巨木とはいえ、木の上に作られた家はそこまで広くはなく、入ってすぐに居間らしい空間があった。居間に敷かれた細かい刺繍の深紅の絨毯も、おそらくこの民族の手織りなのだろう。
すでにヤールがその居間で、木目の美しいロッキンチェアに座って酒を飲んでいた。
「来たか。座れ」
ヤールに促され、彼の前に置かれた木椅子に腰を掛ける。ジョセフィーヌもヤールの隣の椅子に座った。
「名前は?」
「ヴェルタ王国の王族、サイオン・グレイル=ヴェルタ」
「王族がわざわざこんな所まで一人で来るのか? 怪しいな。お前の言うトマスという人物の特徴を言ってみろ」
ヤールは本当にトマスを知っているのか疑っている様子だ。
「漆黒の美しい髪をしており、肌は白い。男性とも女性とも言えない魅力的な容姿で、背はそれほど高くなく、いつも落ち着いており、歳は二十代半ばくらいだろう。本人が自分の年齢を知らないそうだ」
「何の証拠にもならんな」
ヤールは鼻で笑うと、ジョッキを傾け酒を飲んだ。
「南の孤島、呪われし島、我ら黒妖犬、誘われるように流れ着くは罪と罰、染み付く死臭、生き地獄」
サイオンが口にすると、ジョセフィーヌは反応して目を見開いた。
「その詩……」
「トマスが口ずさんでいました。あと、彼はクジラが嫌いということ、孤児で道で寝ていたらヴェルタ王国の者に攫われたと」
サイオンの話にジョセフィーヌは悲しげに首を振った。
「それは違う。孤児ではなく、ヤールの息子として大切にこの村で育てていました。ある日、手紙だけ残して姿を消していて、島中を探したけど見つからず、自分で出て行った可能性のある者を、ヤールの立場で仲間達を島に残して長い期間大陸まで探しに行く事は出来なかったため、物資の調達で大陸に赴いた時に探すのが精一杯でした……」
「……さっきの詩を聞いただけで、そこまで話してくれるのは、私を信用してもらえたのか?」
ジョセフィーヌはヤールをちらりと見て確認してから、またサイオンを見る。
「ええ。その詩は前半部分はマーレ族の有名な詩なのだけど、後半は……私が作ったものです。トマスとヤールくらいしか知らないの」
「なるほど……」
「あとは、あなたが嘘をついているとは思えない」
ジョセフィーヌの言葉にサイオンは破顔してしまった。
「それは……光栄だな」
「こちらこそ、ここまで来てくれたことに感謝します」
ジョセフィーヌとサイオンは打ち解けた笑顔を見せ合った。
「では質問だが、トマスは自分の意思でこの島から出たのか?」
「手紙を信じればそうなのでしょう。字はトマスの字で、マーレ族しか使わない文字でした。世界を見て生きる意味を見つけたいとだけ書いてありました。ただ……この島に来るのはさほど難しくないけど、出るにはマーレ族の技量がないと出れない。まだ子供だったトマスが単独で島を出られたとは考えにくい……」
「生きる意味……。昔トマスの黒髪を褒めた時に、黒妖犬島ではなぜか黒髪の子が生まれると言っていたが……それは自分がマーレ族であることを隠す為だったのだろうか?」
ジョセフィーヌは少し考えて、サイオンに説明する。
「……まず罪人達はここに送られる時に、島には黒妖の森があり、そこには最も卑しい、黒髪で褐色肌の原住民が住んでいると教えられます。禍から生まれる黒い犬だと。だから流刑村の者達はソマ国民同様、マーレ族を蔑んでいる。
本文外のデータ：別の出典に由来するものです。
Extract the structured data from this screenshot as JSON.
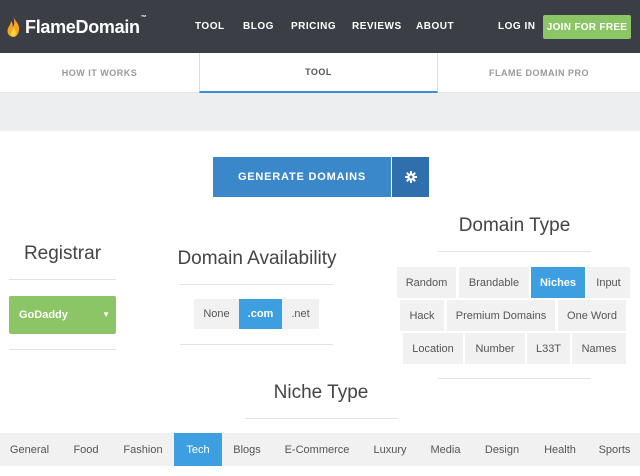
{
  "brand": {
    "name": "FlameDomain",
    "trademark": "™"
  },
  "nav": {
    "items": [
      "TOOL",
      "BLOG",
      "PRICING",
      "REVIEWS",
      "ABOUT"
    ],
    "login": "LOG IN",
    "join": "JOIN FOR FREE"
  },
  "tabs": [
    {
      "label": "HOW IT WORKS",
      "active": false
    },
    {
      "label": "TOOL",
      "active": true
    },
    {
      "label": "FLAME DOMAIN PRO",
      "active": false
    }
  ],
  "generate": {
    "label": "GENERATE DOMAINS",
    "settings_icon": "gear-icon"
  },
  "registrar": {
    "title": "Registrar",
    "selected": "GoDaddy",
    "caret": "▼"
  },
  "availability": {
    "title": "Domain Availability",
    "options": [
      "None",
      ".com",
      ".net"
    ],
    "selected": ".com"
  },
  "domain_type": {
    "title": "Domain Type",
    "rows": [
      [
        "Random",
        "Brandable",
        "Niches",
        "Input"
      ],
      [
        "Hack",
        "Premium Domains",
        "One Word"
      ],
      [
        "Location",
        "Number",
        "L33T",
        "Names"
      ]
    ],
    "selected": "Niches"
  },
  "niche_type": {
    "title": "Niche Type",
    "options": [
      "General",
      "Food",
      "Fashion",
      "Tech",
      "Blogs",
      "E-Commerce",
      "Luxury",
      "Media",
      "Design",
      "Health",
      "Sports"
    ],
    "selected": "Tech"
  },
  "colors": {
    "nav_bg": "#3b3e44",
    "accent_blue": "#3d9fe0",
    "button_blue": "#3a88c9",
    "green": "#8bc565"
  }
}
流刑村の女が客としてマーレ族を相手にして、黒髪の子供が生まれた時は、黒髪は恥で不吉だと言って子供の髪色を染めるの。トマス自身のルーツが恥だと言われているのだから、あまり黒髪について詳しく話したくなかっただけかもしれないけど」
サイオンはジョセフィーヌの話を聞きながら、ずっと引っかかる事があった。
「その、ソマ国民同様とは……どういう意味だ?」
「ソマ王国は私達の歴史を他国に隠しているのですね。マーレ族の先祖は元々ソマ王国の民。黒い髪と褐色の肌で差別され、迫害され、奴隷のように働かされていました。
その昔、この島近海にクジラが沢山訪れる事を知ったソマ国王は、捕鯨船を出したのですが、殆どの船が帰って来なかったのです。運良く帰ってきた者達からは、ここがとても危険な海域である事を聞かされ、ソマ国王は使い捨ての身分だったマーレ族をこの島に送り、島から捕鯨をさせて、ソマ王国にクジラを送らせようとしました」
「クジラだと?」
「マーレ族がこの島に流されると、様々な種のクジラの無惨な死体が沢山打ちあがっており、おかげで島の中は酷い死臭が漂い、地獄だったそうです。
マーレ族は最初にこの島を逃げ出そうとした時、ソマ王国の捕鯨船が殆ど戻らなかった理由と、クジラ達の死体が大量にある理由がわかりました。この近海には化け物のような巨大で凶暴なクジラがいたんです。
島から出れず、ここで生きて行かなくてはならなくなったマーレ族は、必死に島を開拓しました。
ソマ王国へ、ここからクジラを届けるのが国王からの命令でしたが、島から出れないのですから、届けようがありません。
そしてソマ王国側も、この島に来たら帰れないのですから、我々の監視に来たがる者などおらず、干渉も次第になくなり、マーレ族を黒い犬と呼んで奴隷としていたソマ王国から、意図せず解放されました。
そして、元々筋肉のつきやすい骨格だったマーレ族は、島と海での漁の生活でかなり鍛えられ、巨大クジラとも戦えるだけの力がつき、そのクジラからしか取れない貴重な油を発見したのです。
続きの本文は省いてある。